The cost of sequencing a human genome has dropped from $3 billion to about $1000, and the time it takes has shrunk from decades to days, completely revolutionising the work that cancer researchers like Professor Dominik Beck do on a daily basis.

Beck, a research fellow and senior lecturer at the UTS Centre for Health Technologies and the Lowy Cancer Research Centre at UNSW, told iTnews where once "we required specialised sequencing labs we can now [obtain DNA samples] with the power of a desktop computer".
His current projects are focused on better understanding the biology of acute myeloid leukaemia (AML) and improving the life expectancy of patients with blood-related cancers.
Beck's work focuses on identifying treatments that can target and destroy non-functional leukemic cells while sparing the precious few normal healthy cells sufferers of the disease are producing.
“Therefore, one of our goals is to search for features of leukemic cells that are not mirrored in normal cells. We use high-throughput biotechnologies such as next-generation sequencing to generate large amounts of molecular data from leukemic and normal cells," he said.
Beck's own circumstances mirror the way that cost-effective supercomputing is changing what is possible in the field of medical research.
“For example, there are now [genome sampling] machines from Oxford Nanopore that you can plug into your computer by USB, and it’s around the size of a USB stick," he said.
The kinds of genome comparisons Beck and his counterparts are crunching expand into the billions of lines of data, and still take several weeks using all the HPC power available to the researchers.
The data is crunched using a combination of both on-premise HPC clusters, as well as through the NSW supercomputing consortium Intersect.
“For example, we use genome sequencing to determine the string of three billion letters that make up a patient’s cancer DNA and then ask the question which of these letters is present or absent when compared to normal DNA,” Beck said.
“In principle we would like to do this analysis on multiple patient samples.

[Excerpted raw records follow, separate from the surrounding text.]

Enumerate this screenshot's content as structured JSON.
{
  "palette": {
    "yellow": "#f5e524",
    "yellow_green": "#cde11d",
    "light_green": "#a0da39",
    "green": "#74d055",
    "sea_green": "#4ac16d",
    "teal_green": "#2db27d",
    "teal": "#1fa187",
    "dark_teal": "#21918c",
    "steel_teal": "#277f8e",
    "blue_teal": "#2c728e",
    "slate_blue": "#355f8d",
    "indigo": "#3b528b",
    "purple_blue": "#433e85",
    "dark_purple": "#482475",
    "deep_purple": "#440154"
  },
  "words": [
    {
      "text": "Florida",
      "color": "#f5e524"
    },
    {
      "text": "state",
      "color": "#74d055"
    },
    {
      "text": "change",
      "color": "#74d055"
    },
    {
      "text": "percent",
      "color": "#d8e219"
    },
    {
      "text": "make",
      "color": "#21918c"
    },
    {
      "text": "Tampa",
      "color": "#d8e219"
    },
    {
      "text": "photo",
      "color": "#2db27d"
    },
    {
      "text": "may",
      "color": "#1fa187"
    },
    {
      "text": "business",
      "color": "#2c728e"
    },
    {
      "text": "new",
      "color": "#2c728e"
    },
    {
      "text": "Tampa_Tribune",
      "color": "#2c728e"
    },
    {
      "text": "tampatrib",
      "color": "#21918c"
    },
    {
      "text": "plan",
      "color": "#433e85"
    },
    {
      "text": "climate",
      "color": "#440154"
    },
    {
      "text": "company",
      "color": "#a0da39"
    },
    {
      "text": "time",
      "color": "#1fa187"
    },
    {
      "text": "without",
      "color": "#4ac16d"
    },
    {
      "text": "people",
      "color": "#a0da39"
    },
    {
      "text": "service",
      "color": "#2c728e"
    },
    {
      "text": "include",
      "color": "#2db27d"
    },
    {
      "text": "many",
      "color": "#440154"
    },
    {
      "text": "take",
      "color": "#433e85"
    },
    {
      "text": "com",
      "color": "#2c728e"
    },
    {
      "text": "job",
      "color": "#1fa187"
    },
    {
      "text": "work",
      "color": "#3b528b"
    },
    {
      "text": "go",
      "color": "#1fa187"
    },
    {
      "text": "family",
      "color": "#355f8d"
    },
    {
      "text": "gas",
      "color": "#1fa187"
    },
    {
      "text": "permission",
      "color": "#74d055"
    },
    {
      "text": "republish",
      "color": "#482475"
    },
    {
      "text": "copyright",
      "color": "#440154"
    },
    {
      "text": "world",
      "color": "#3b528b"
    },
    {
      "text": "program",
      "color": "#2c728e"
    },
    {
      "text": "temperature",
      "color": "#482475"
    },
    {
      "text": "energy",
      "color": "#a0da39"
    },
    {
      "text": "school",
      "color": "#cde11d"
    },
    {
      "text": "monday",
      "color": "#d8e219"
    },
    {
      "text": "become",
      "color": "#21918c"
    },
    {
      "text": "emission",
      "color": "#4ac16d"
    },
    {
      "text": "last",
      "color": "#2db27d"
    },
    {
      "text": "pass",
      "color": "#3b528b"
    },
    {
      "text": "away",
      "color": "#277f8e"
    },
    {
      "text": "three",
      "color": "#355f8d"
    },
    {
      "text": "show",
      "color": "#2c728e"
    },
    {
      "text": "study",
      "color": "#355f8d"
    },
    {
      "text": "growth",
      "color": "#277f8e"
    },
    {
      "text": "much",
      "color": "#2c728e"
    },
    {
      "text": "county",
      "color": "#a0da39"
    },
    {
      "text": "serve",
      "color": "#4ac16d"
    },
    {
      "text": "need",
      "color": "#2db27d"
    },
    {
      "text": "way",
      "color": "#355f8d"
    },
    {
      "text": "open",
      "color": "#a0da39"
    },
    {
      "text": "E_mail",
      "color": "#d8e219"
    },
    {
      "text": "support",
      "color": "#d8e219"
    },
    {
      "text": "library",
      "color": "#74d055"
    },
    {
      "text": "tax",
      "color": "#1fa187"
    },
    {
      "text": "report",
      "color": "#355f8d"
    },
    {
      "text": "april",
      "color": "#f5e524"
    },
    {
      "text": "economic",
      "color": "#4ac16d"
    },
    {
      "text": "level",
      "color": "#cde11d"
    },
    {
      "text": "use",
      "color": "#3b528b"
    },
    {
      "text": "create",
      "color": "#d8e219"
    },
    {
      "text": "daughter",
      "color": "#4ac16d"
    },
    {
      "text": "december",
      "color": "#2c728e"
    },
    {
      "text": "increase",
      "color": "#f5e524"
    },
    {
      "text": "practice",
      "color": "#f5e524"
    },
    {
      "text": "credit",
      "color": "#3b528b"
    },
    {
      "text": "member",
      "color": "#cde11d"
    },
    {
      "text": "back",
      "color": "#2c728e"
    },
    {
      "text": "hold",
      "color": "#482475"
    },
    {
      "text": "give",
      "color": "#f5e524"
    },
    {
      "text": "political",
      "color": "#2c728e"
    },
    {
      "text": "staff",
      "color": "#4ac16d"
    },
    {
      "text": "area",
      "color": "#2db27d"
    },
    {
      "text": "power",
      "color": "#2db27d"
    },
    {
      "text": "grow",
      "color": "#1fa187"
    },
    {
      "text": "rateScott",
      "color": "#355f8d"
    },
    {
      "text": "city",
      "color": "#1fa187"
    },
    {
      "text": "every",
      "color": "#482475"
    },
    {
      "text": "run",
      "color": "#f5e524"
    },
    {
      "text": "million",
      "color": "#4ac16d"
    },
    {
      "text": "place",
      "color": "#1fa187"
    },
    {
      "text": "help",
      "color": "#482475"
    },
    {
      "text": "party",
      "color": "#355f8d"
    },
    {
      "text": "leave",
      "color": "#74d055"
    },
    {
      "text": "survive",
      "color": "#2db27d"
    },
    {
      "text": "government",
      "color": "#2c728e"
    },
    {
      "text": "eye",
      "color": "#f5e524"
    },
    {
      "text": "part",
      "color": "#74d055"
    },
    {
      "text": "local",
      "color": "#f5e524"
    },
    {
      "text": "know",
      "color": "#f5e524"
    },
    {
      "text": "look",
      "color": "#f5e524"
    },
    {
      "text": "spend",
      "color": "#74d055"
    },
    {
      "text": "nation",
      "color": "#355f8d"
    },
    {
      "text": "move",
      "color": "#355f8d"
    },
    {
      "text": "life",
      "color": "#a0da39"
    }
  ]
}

For example, for 1000 patients we have to analyse two sets of 1000 strings of 3 billion letters."
Recent experiments have seen Beck's team test several thousand gene combinations at once to try and pick out just the kinds of characterstics that could differentiate between normal and sick cells.
“The computational power available to us via the HPCs [allowed] us to test every single possible gene combination [in a sample] and this [has] helped us to identify a novel prognostic biomarker which we aim to further develop in the future," said Beck.
Cancer reseachers are also making the most of changes to US law which require data generated from grant-funded research to be made freely available. This means a number of large and well annotated DNA databases are acessible online, such as the NCBI GEO.
“It typically takes only a few hours to download more patient samples of a specific disease than are available to a cancer researchers at anyone of the world’s best research institutes," Beck explained.
“We started by accessing the expression of around 25,000 genes in around 750 patients from a freely available online repository called NCBI GEO, and we used the INTERSECT cluster to identify a smaller set of genes,” Beck said.
“We then collected around 200 patient samples from Australia, measured the smaller gene set identified and tested the predictions made from the public data on the data we collected ourselves.”